摘要
光纤放大器技术和光源技术是 DWDM 传输系统的核心技术。本论文主要围
绕宽带光纤放大器技术、多波长光源技术和可调谐光源技术取得如下研究成果:
一、宽带 EDFA 的理论分析与实验研究
1. 使用模拟软件 OptiAmplifier 4.0 对 L 波段 EDFA 的本征增益平坦特性及级联
结构的作用机理进行了详细的分析与优化设计,并给出了特定条件下的本征增益
平坦的近似计算公式,实验获得的结果与数值模拟符合很好。
2. 使用并联结构进行了 C+L 宽带 EDFA 的实验研究,小信号增益大于 20 dB,
可用带宽约 70 nm(1530~1561 nm,1567~1607 nm)。
二、宽带 FRA 与宽带 EDFA/FRA 混合放大器的数值模拟
1. 数值模拟了 7 个波长泵浦的宽带增益平坦 FRA,通过合理配置泵浦波长和泵
浦功率,可实现 80 nm(1530~1610 nm)范围内±0.5 dB 的平坦增益。
2. 数值模拟了分立式 EDFA/FRA 混合放大器,结合增益均衡滤波器,对设定的
多波长信号得到了 75 nm (1530~1605 nm)范围内约 22.7 dB 的平坦增益。
三、多波长半导体光放大器-光纤环形腔激光器(SFRL)实验研究
1. 报道了一种基于 SOA 的结构简单的新型双波长 SFRL,其中以两个中心波长
不同的 FBG 作为选频滤波器,在室温下实现了稳定的双波长输出。
2. 以 F-P 腔做为梳状滤波器的多波长 SFRL,在室温条件下得到了具有高信噪比、
窄线宽、高稳定度的 7 个波长输出,峰值功率相对起伏小于 4%
3. 利用高双折射光纤环形镜(Hi-Bi FLM)的梳状滤波特性的多波长 SFRL,在
室温下获得了基本符合 ITU 标准 100 GHz 的 15 个波长以上的输出,线宽 0.1 nm,
各信道峰值功率相对起伏小于 12%
四、可调谐光纤激光器的研究
1. 宽可调谐 SOA 基高双折射环形腔激光器:在 SFRL 的腔内串接一段高双折射
光纤,通过调节腔内偏振控制器和偏振片,获得了 1555~1604 nm 范围的可调谐
激光输出。
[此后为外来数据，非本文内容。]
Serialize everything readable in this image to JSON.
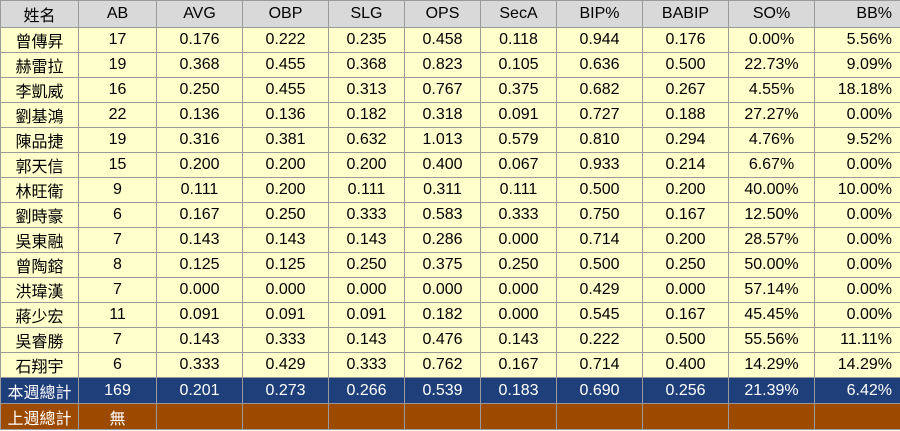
{
  "headers": [
    "姓名",
    "AB",
    "AVG",
    "OBP",
    "SLG",
    "OPS",
    "SecA",
    "BIP%",
    "BABIP",
    "SO%",
    "BB%"
  ],
  "rows": [
    [
      "曾傳昇",
      "17",
      "0.176",
      "0.222",
      "0.235",
      "0.458",
      "0.118",
      "0.944",
      "0.176",
      "0.00%",
      "5.56%"
    ],
    [
      "赫雷拉",
      "19",
      "0.368",
      "0.455",
      "0.368",
      "0.823",
      "0.105",
      "0.636",
      "0.500",
      "22.73%",
      "9.09%"
    ],
    [
      "李凱威",
      "16",
      "0.250",
      "0.455",
      "0.313",
      "0.767",
      "0.375",
      "0.682",
      "0.267",
      "4.55%",
      "18.18%"
    ],
    [
      "劉基鴻",
      "22",
      "0.136",
      "0.136",
      "0.182",
      "0.318",
      "0.091",
      "0.727",
      "0.188",
      "27.27%",
      "0.00%"
    ],
    [
      "陳品捷",
      "19",
      "0.316",
      "0.381",
      "0.632",
      "1.013",
      "0.579",
      "0.810",
      "0.294",
      "4.76%",
      "9.52%"
    ],
    [
      "郭天信",
      "15",
      "0.200",
      "0.200",
      "0.200",
      "0.400",
      "0.067",
      "0.933",
      "0.214",
      "6.67%",
      "0.00%"
    ],
    [
      "林旺衛",
      "9",
      "0.111",
      "0.200",
      "0.111",
      "0.311",
      "0.111",
      "0.500",
      "0.200",
      "40.00%",
      "10.00%"
    ],
    [
      "劉時豪",
      "6",
      "0.167",
      "0.250",
      "0.333",
      "0.583",
      "0.333",
      "0.750",
      "0.167",
      "12.50%",
      "0.00%"
    ],
    [
      "吳東融",
      "7",
      "0.143",
      "0.143",
      "0.143",
      "0.286",
      "0.000",
      "0.714",
      "0.200",
      "28.57%",
      "0.00%"
    ],
    [
      "曾陶鎔",
      "8",
      "0.125",
      "0.125",
      "0.250",
      "0.375",
      "0.250",
      "0.500",
      "0.250",
      "50.00%",
      "0.00%"
    ],
    [
      "洪瑋漢",
      "7",
      "0.000",
      "0.000",
      "0.000",
      "0.000",
      "0.000",
      "0.429",
      "0.000",
      "57.14%",
      "0.00%"
    ],
    [
      "蔣少宏",
      "11",
      "0.091",
      "0.091",
      "0.091",
      "0.182",
      "0.000",
      "0.545",
      "0.167",
      "45.45%",
      "0.00%"
    ],
    [
      "吳睿勝",
      "7",
      "0.143",
      "0.333",
      "0.143",
      "0.476",
      "0.143",
      "0.222",
      "0.500",
      "55.56%",
      "11.11%"
    ],
    [
      "石翔宇",
      "6",
      "0.333",
      "0.429",
      "0.333",
      "0.762",
      "0.167",
      "0.714",
      "0.400",
      "14.29%",
      "14.29%"
    ]
  ],
  "total": [
    "本週總計",
    "169",
    "0.201",
    "0.273",
    "0.266",
    "0.539",
    "0.183",
    "0.690",
    "0.256",
    "21.39%",
    "6.42%"
  ],
  "prev": [
    "上週總計",
    "無",
    "",
    "",
    "",
    "",
    "",
    "",
    "",
    "",
    ""
  ],
  "colors": {
    "header_bg": "#d9d9d9",
    "row_bg": "#ffffcc",
    "total_bg": "#1f3f7a",
    "prev_bg": "#9c4a00"
  }
}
我们获得的 L 波段可调谐,以及 49 nm 的宽可调谐范围,在国内外
均属首次。
2. 离散可调谐掺铒光纤环形腔激光器:使用高双折射光纤环形镜和一个选择信
道的可调谐薄膜滤波器,获得了 C 波段 41 个离散波长的可调谐输出,各信道波
长输出的功率起伏几乎为零。
The optical fiber amplifiers and light sources are key devices in dense
wavelength division multiplexing (DWDM) transmission systems. This dissertation is
focused on broad-band fiber amplifiers and light sources for optical communication,
which include:
1. Broad-band erbium-doped fiber amplifiers (EDFA)
1) The intrinsic flat gain characteristics and dual-stage configuration mechanics
of L-band EDFA are investigated by Optiwave corporation’s simulation
software (OptiAmplifier 4.0). Without gain equalized filter (GEF), gain
spectrum is flat on optimum population inversion level and low noise less
than 6 dB is achieved with the configuration.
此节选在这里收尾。